1-)Davanın yasal dayanağı, 5510 sayılı Yasanın Geçici 7. maddesi kapsamında uygulama alanı bulan 506 sayılı Yasanın 79/10 maddesidir. 506 sayılı Yasanın 6. maddesinde ifade edildiği üzere sigortalı olmak hak ve yükümünden kaçınılamaz ve feragat edilemez...haklar arasında yer alan sosyal güvenliğin yaşama geçirilmesindeki etkisi karşısında, sigortalı konumunda geçen çalışma sürelerinin saptanmasına ilişkin davaların, kamu düzenine ilişkin olduğu, bu nedenle özel bir duyarlılık ve özenle yürütülmesinin zorunlu ve gerekli bulunduğunun gözetilmesi zorunludur.

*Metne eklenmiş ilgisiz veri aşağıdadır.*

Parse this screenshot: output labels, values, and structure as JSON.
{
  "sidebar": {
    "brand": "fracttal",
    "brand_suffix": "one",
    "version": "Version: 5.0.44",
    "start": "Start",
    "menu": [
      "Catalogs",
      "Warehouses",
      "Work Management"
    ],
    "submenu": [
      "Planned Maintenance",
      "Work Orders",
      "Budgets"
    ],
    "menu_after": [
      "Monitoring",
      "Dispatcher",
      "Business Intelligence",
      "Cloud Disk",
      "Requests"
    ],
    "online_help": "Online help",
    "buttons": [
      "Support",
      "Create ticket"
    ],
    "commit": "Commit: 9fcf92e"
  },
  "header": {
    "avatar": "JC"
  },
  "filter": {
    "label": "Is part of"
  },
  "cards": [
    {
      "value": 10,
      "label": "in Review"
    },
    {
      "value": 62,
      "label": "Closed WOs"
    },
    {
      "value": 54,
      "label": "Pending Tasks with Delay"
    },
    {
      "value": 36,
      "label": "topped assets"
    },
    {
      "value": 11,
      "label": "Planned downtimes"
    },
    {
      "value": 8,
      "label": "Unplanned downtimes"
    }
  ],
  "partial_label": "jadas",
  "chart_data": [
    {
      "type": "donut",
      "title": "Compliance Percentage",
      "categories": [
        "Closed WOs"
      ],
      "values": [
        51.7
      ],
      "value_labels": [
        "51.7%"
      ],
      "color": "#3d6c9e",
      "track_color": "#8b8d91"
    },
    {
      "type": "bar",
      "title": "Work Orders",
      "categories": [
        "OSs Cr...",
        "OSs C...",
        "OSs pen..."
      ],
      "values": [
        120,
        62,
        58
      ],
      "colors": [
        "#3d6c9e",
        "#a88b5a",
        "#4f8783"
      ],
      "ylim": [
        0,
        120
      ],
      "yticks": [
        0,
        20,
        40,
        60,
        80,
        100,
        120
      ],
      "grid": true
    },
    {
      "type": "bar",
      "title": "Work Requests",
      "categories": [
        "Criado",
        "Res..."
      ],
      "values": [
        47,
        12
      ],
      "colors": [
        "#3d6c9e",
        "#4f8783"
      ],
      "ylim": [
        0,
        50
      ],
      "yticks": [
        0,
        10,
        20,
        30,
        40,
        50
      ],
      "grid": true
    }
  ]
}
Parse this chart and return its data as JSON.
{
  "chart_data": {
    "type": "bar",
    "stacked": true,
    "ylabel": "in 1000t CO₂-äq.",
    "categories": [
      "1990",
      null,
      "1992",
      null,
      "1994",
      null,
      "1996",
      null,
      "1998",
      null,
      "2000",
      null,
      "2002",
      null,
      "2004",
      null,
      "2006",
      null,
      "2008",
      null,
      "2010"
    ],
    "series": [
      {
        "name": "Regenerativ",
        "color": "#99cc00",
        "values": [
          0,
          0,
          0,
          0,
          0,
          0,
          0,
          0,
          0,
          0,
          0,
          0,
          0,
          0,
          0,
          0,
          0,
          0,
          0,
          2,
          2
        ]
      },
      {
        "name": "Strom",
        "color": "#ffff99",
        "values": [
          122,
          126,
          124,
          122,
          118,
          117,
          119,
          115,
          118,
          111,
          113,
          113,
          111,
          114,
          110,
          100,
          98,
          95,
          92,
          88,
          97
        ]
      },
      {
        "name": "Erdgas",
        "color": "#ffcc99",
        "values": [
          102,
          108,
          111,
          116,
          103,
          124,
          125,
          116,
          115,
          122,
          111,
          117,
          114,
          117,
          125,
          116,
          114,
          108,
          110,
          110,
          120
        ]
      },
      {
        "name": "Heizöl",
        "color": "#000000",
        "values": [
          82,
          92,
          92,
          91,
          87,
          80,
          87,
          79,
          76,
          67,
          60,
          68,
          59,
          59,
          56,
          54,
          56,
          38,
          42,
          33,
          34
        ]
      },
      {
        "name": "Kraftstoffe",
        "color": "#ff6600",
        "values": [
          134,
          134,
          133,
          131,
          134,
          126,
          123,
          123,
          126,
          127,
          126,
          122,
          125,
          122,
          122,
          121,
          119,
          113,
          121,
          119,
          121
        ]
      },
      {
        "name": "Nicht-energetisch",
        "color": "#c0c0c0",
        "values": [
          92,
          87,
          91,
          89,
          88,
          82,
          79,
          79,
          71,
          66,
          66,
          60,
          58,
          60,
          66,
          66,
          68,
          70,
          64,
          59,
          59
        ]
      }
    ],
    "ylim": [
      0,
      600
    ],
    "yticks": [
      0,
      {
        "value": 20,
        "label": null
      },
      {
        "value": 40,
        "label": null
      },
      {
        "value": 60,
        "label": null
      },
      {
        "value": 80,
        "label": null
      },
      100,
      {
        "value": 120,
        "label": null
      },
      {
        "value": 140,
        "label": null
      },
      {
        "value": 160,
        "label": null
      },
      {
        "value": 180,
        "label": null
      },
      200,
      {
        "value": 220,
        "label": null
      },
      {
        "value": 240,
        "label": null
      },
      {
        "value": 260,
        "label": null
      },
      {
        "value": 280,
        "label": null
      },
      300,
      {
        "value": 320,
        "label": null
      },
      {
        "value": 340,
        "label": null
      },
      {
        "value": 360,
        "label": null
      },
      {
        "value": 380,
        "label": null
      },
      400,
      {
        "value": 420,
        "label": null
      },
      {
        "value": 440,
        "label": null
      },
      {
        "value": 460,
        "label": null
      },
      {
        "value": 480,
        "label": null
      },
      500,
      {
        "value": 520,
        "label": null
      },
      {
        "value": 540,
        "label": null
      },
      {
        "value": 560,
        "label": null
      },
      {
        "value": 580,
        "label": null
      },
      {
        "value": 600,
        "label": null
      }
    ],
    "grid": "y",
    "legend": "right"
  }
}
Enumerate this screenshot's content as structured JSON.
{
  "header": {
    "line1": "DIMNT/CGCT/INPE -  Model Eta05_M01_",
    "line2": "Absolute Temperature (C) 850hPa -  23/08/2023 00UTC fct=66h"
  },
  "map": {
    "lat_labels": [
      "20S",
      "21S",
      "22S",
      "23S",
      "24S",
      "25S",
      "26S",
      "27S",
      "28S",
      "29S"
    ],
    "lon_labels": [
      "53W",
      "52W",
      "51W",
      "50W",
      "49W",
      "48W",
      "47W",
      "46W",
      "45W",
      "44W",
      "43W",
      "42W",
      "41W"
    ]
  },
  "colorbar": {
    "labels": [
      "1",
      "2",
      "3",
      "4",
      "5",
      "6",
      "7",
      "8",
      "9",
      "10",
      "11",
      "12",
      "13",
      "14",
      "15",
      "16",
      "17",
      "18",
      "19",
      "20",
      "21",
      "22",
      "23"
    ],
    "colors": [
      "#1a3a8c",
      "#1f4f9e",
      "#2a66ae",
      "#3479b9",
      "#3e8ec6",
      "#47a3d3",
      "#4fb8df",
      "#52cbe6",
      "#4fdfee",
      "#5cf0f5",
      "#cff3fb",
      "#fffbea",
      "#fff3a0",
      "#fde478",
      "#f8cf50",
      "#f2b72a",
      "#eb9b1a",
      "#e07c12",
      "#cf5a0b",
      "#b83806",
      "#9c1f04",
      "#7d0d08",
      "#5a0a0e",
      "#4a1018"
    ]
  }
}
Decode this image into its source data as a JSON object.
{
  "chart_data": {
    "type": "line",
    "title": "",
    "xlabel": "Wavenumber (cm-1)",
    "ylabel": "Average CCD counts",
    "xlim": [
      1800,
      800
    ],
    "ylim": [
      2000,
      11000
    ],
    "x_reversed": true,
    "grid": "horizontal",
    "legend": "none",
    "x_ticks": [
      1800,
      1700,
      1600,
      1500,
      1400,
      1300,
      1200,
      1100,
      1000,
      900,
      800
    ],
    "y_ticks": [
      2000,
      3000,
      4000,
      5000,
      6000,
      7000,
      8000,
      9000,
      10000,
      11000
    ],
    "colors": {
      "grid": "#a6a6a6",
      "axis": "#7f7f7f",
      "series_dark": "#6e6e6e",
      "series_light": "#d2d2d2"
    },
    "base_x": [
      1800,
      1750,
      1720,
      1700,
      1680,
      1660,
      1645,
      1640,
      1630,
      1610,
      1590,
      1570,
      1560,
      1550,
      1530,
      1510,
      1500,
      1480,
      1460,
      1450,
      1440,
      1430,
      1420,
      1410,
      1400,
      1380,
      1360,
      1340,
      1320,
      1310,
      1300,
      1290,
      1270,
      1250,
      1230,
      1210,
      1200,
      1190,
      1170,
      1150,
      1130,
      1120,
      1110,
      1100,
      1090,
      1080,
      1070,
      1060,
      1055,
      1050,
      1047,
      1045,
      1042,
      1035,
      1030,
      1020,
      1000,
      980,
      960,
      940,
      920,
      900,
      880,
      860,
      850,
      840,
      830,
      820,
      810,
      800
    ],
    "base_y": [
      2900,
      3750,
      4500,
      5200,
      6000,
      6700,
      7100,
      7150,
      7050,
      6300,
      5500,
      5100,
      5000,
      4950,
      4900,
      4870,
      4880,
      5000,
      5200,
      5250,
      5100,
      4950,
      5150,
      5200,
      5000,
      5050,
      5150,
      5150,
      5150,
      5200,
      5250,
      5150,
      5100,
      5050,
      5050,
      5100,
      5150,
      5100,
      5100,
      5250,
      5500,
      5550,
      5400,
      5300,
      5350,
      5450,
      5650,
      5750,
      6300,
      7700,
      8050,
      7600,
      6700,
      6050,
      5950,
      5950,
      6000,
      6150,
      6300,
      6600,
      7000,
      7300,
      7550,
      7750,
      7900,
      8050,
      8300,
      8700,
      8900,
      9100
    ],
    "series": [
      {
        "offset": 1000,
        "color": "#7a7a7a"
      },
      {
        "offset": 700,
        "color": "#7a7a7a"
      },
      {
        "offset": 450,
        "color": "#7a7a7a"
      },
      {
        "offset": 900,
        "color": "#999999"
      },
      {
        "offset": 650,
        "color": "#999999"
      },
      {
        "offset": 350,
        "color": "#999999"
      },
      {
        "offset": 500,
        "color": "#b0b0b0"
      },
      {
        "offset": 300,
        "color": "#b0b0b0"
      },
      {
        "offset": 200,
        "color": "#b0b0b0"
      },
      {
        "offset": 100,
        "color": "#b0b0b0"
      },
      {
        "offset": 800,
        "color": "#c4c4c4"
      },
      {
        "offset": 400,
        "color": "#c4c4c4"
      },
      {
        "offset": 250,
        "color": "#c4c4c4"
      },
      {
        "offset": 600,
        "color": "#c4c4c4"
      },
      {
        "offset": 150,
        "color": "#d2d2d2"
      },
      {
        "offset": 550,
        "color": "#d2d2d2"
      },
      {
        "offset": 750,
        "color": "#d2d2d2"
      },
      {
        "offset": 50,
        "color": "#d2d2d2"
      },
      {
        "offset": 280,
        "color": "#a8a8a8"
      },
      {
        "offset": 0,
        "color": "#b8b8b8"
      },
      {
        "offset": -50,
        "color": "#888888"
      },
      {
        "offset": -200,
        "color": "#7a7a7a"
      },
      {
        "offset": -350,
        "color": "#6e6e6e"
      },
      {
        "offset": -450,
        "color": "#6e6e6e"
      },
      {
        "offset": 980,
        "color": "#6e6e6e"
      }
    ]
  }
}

Bu bağlamda, hak kayıplarının ve gerçeğe aykırı sigortalılık süresi edinme durumlarının önlenmesi, temel insan haklarından olan sosyal güvenlik
hakkının korunabilmesi için, bu tür davalarda tarafların gösterdiği kanıtlarla yetinilmeyip, gerek görüldüğünde resen araştırma yapılarak kanıt toplanabileceği de göz önünde bulundurulmalıdır.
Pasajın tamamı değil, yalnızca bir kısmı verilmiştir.